Figure 10. Relief of antibiotic stress by TetM- and FusB-like proteins

(a) Scheme for TetM-mediated tetracycline resistance via ribosome binding and removal of tetracycline. (b) Structure of TetM on the 70S ribosome (Donhofer et al., 2012). (c-d) Relative binding position of loop III of domain IV of TetM relative to (c) tetracycline and (d) tigecycline (Donhofer et al., 2012, Jenner et al., 2013). (e) Structure of EF-G stalled by fusidic acid on the 70S ribosome (Gao et al., 2009). (f) Model for the interaction of FusB (teal) with domain IV of EF-G (blue) (based on (Cox et al., 2012)). (g) Scheme for FusB-mediated fusidic acid resistance via ribosome binding and dislodging the EF-G-fusidic acid complex.
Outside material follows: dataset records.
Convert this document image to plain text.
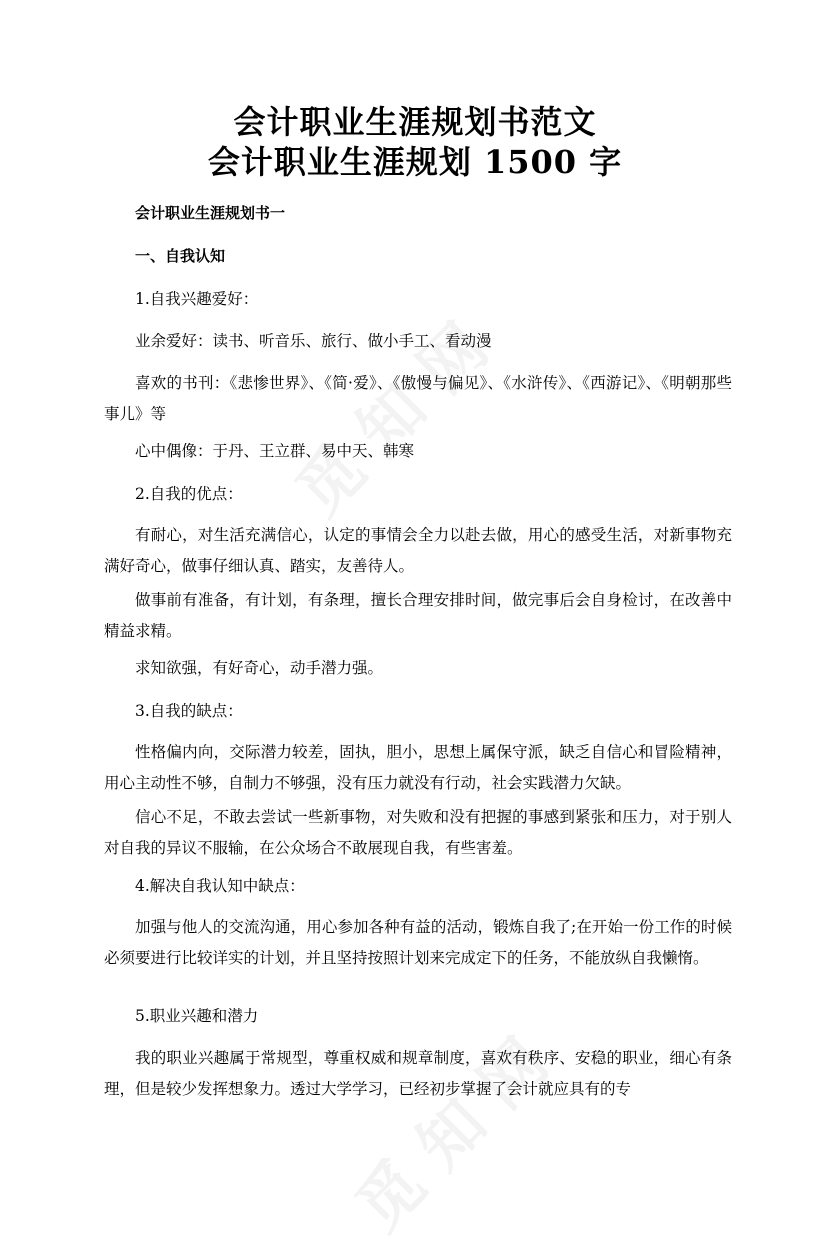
会计职业生涯规划书范文
会计职业生涯规划 1500 字
会计职业生涯规划书一
一、自我认知
1.自我兴趣爱好：
业余爱好：读书、听音乐、旅行、做小手工、看动漫
喜欢的书刊：《悲惨世界》、《简·爱》、《傲慢与偏见》、《水浒传》、《西游记》、《明朝那些事儿》等
心中偶像：于丹、王立群、易中天、韩寒
2.自我的优点：
有耐心，对生活充满信心，认定的事情会全力以赴去做，用心的感受生活，对新事物充满好奇心，做事仔细认真、踏实，友善待人。
做事前有准备，有计划，有条理，擅长合理安排时间，做完事后会自身检讨，在改善中精益求精。
求知欲强，有好奇心，动手潜力强。
3.自我的缺点：
性格偏内向，交际潜力较差，固执，胆小，思想上属保守派，缺乏自信心和冒险精神，用心主动性不够，自制力不够强，没有压力就没有行动，社会实践潜力欠缺。
信心不足，不敢去尝试一些新事物，对失败和没有把握的事感到紧张和压力，对于别人对自我的异议不服输，在公众场合不敢展现自我，有些害羞。
4.解决自我认知中缺点：
加强与他人的交流沟通，用心参加各种有益的活动，锻炼自我了;在开始一份工作的时候必须要进行比较详实的计划，并且坚持按照计划来完成定下的任务，不能放纵自我懒惰。
5.职业兴趣和潜力
我的职业兴趣属于常规型，尊重权威和规章制度，喜欢有秩序、安稳的职业，细心有条理，但是较少发挥想象力。透过大学学习，已经初步掌握了会计就应具有的专
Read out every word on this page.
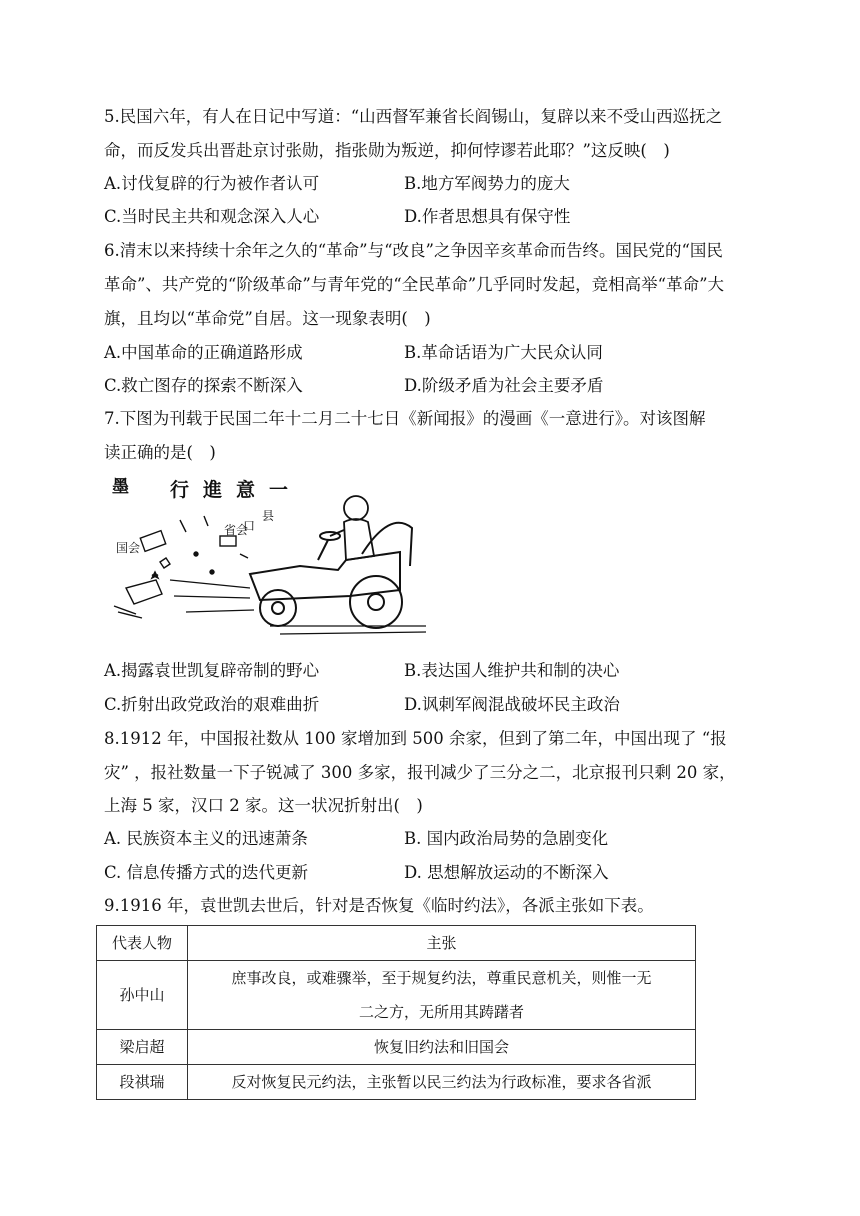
5.民国六年，有人在日记中写道：“山西督军兼省长阎锡山，复辟以来不受山西巡抚之
命，而反发兵出晋赴京讨张勋，指张勋为叛逆，抑何悖谬若此耶？”这反映(　)
A.讨伐复辟的行为被作者认可	B.地方军阀势力的庞大
C.当时民主共和观念深入人心	D.作者思想具有保守性
6.清末以来持续十余年之久的“革命”与“改良”之争因辛亥革命而告终。国民党的“国民
革命”、共产党的“阶级革命”与青年党的“全民革命”几乎同时发起，竞相高举“革命”大
旗，且均以“革命党”自居。这一现象表明(　)
A.中国革命的正确道路形成	B.革命话语为广大民众认同
C.救亡图存的探索不断深入	D.阶级矛盾为社会主要矛盾
7.下图为刊载于民国二年十二月二十七日《新闻报》的漫画《一意进行》。对该图解
读正确的是(　)
墨 行進意一
省会
国会
县
口
A.揭露袁世凯复辟帝制的野心	B.表达国人维护共和制的决心
C.折射出政党政治的艰难曲折	D.讽刺军阀混战破坏民主政治
8.1912 年，中国报社数从 100 家增加到 500 余家，但到了第二年，中国出现了 “报
灾” ，报社数量一下子锐减了 300 多家，报刊减少了三分之二，北京报刊只剩 20 家，
上海 5 家，汉口 2 家。这一状况折射出(　)
A. 民族资本主义的迅速萧条	B. 国内政治局势的急剧变化
C. 信息传播方式的迭代更新	D. 思想解放运动的不断深入
9.1916 年，袁世凯去世后，针对是否恢复《临时约法》，各派主张如下表。
代表人物	主张
孙中山	庶事改良，或难骤举，至于规复约法，尊重民意机关，则惟一无
二之方，无所用其踌躇者

梁启超	恢复旧约法和旧国会
段祺瑞	反对恢复民元约法，主张暂以民三约法为行政标准，要求各省派
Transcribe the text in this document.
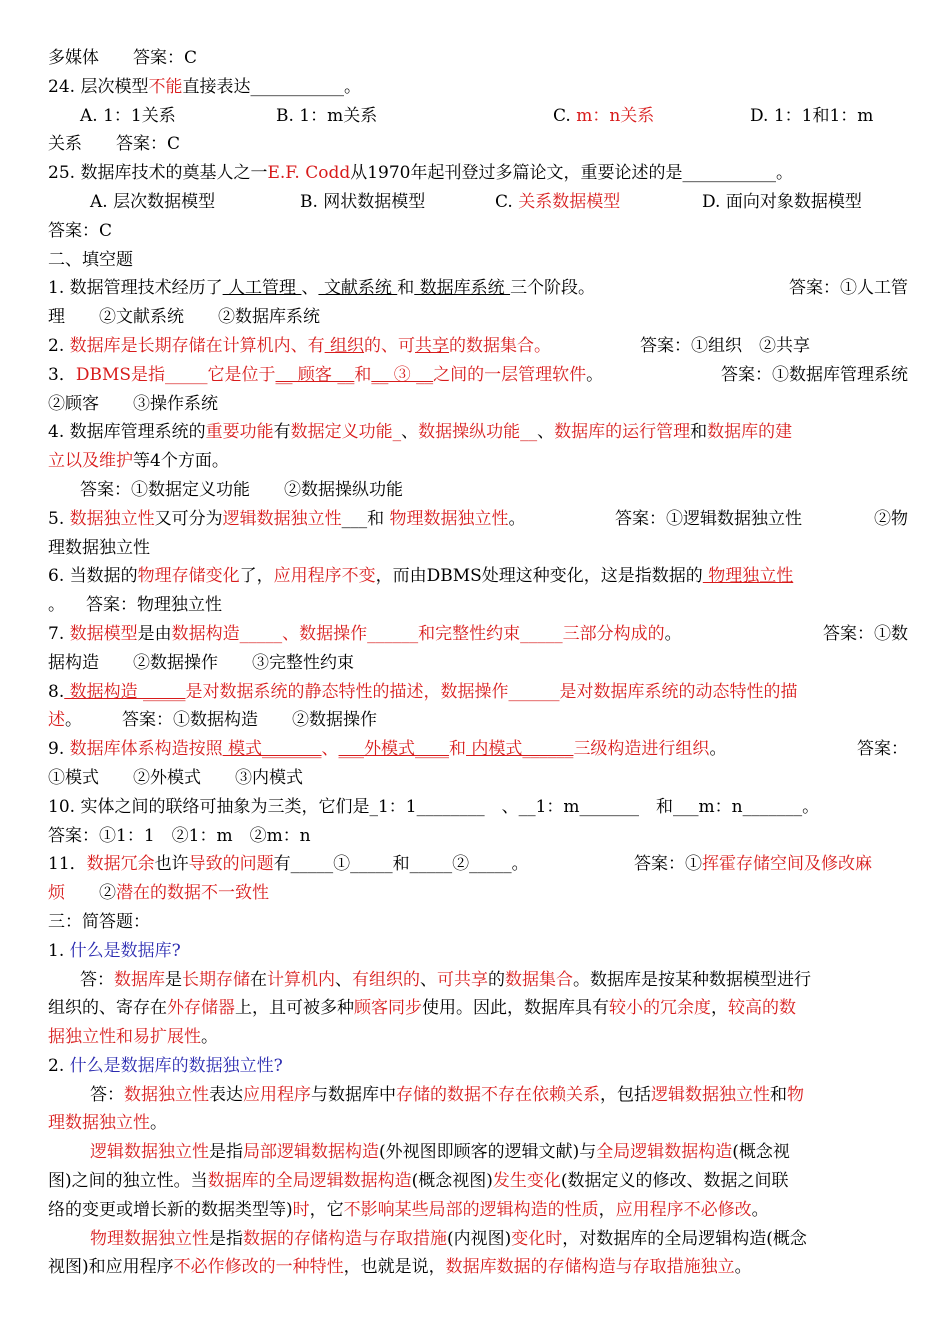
多媒体　　答案：C
24. 层次模型不能直接表达___________。
A. 1：1关系	B. 1：m关系	C. m：n关系	D. 1：1和1：m
关系　　答案：C
25. 数据库技术的奠基人之一E.F. Codd从1970年起刊登过多篇论文，重要论述的是___________。
A. 层次数据模型	B. 网状数据模型	C. 关系数据模型	D. 面向对象数据模型
答案：C
二、填空题
1. 数据管理技术经历了 人工管理 、 文献系统 和 数据库系统 三个阶段。	答案：①人工管
理　　②文献系统　　②数据库系统
2. 数据库是长期存储在计算机内、有 组织的、可共享的数据集合。	答案：①组织　②共享
3．DBMS是指_____它是位于__ 顾客 __和__ ③ __之间的一层管理软件。	答案：①数据库管理系统
②顾客　　③操作系统
4. 数据库管理系统的重要功能有数据定义功能_、数据操纵功能__、数据库的运行管理和数据库的建
立以及维护等4个方面。
答案：①数据定义功能　　②数据操纵功能
5. 数据独立性又可分为逻辑数据独立性___和 物理数据独立性。	答案：①逻辑数据独立性	②物
理数据独立性
6. 当数据的物理存储变化了，应用程序不变，而由DBMS处理这种变化，这是指数据的 物理独立性
。 答案：物理独立性
7. 数据模型是由数据构造_____、数据操作______和完整性约束_____三部分构成的。	答案：①数
据构造　　②数据操作　　③完整性约束
8. 数据构造 _____是对数据系统的静态特性的描述，数据操作______是对数据库系统的动态特性的描
述。 答案：①数据构造　　②数据操作
9. 数据库体系构造按照 模式_______、___外模式____和 内模式______三级构造进行组织。	答案：
①模式　　②外模式　　③内模式
10. 实体之间的联络可抽象为三类，它们是_1：1________　、__1：m_______　和___m：n_______。
答案：①1：1　②1：m　②m：n
11．数据冗余也许导致的问题有_____①_____和_____②_____。	答案：①挥霍存储空间及修改麻
烦　　②潜在的数据不一致性
三：简答题：
1. 什么是数据库?
答：数据库是长期存储在计算机内、有组织的、可共享的数据集合。数据库是按某种数据模型进行
组织的、寄存在外存储器上，且可被多种顾客同步使用。因此，数据库具有较小的冗余度，较高的数
据独立性和易扩展性。
2. 什么是数据库的数据独立性?
答：数据独立性表达应用程序与数据库中存储的数据不存在依赖关系，包括逻辑数据独立性和物
理数据独立性。
逻辑数据独立性是指局部逻辑数据构造(外视图即顾客的逻辑文献)与全局逻辑数据构造(概念视
图)之间的独立性。当数据库的全局逻辑数据构造(概念视图)发生变化(数据定义的修改、数据之间联
络的变更或增长新的数据类型等)时，它不影响某些局部的逻辑构造的性质，应用程序不必修改。
物理数据独立性是指数据的存储构造与存取措施(内视图)变化时，对数据库的全局逻辑构造(概念
视图)和应用程序不必作修改的一种特性，也就是说，数据库数据的存储构造与存取措施独立。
Figure 11. Ribosome-associated stress factors Obg, EF4 and BipA

(a) Structure of Obg, with N-terminal OBG and C-terminal OCT domain flanking the G domain bound with ppGpp in the active site (Buglino et al., 2002, Kukimoto-Niino et al., 2004). (b) Scheme for EF4-mediated back-translocation of tRNAs on the ribosome. (c) Structure of EF4 bound to the 70S ribosome (Connell et al., 2008). (d) Interaction of EF4 (blue) with distorted A/L-tRNA (orange), relative to canonical P-tRNA (green) and E-tRNA (red) (Connell et al., 2008). (e) Structure of BipA (teal, PDB3E3X) relative to distorted A/L-tRNA from EF4-70S complex (Connell et al., 2008) (aligned to EF4 based on the conserved G domain).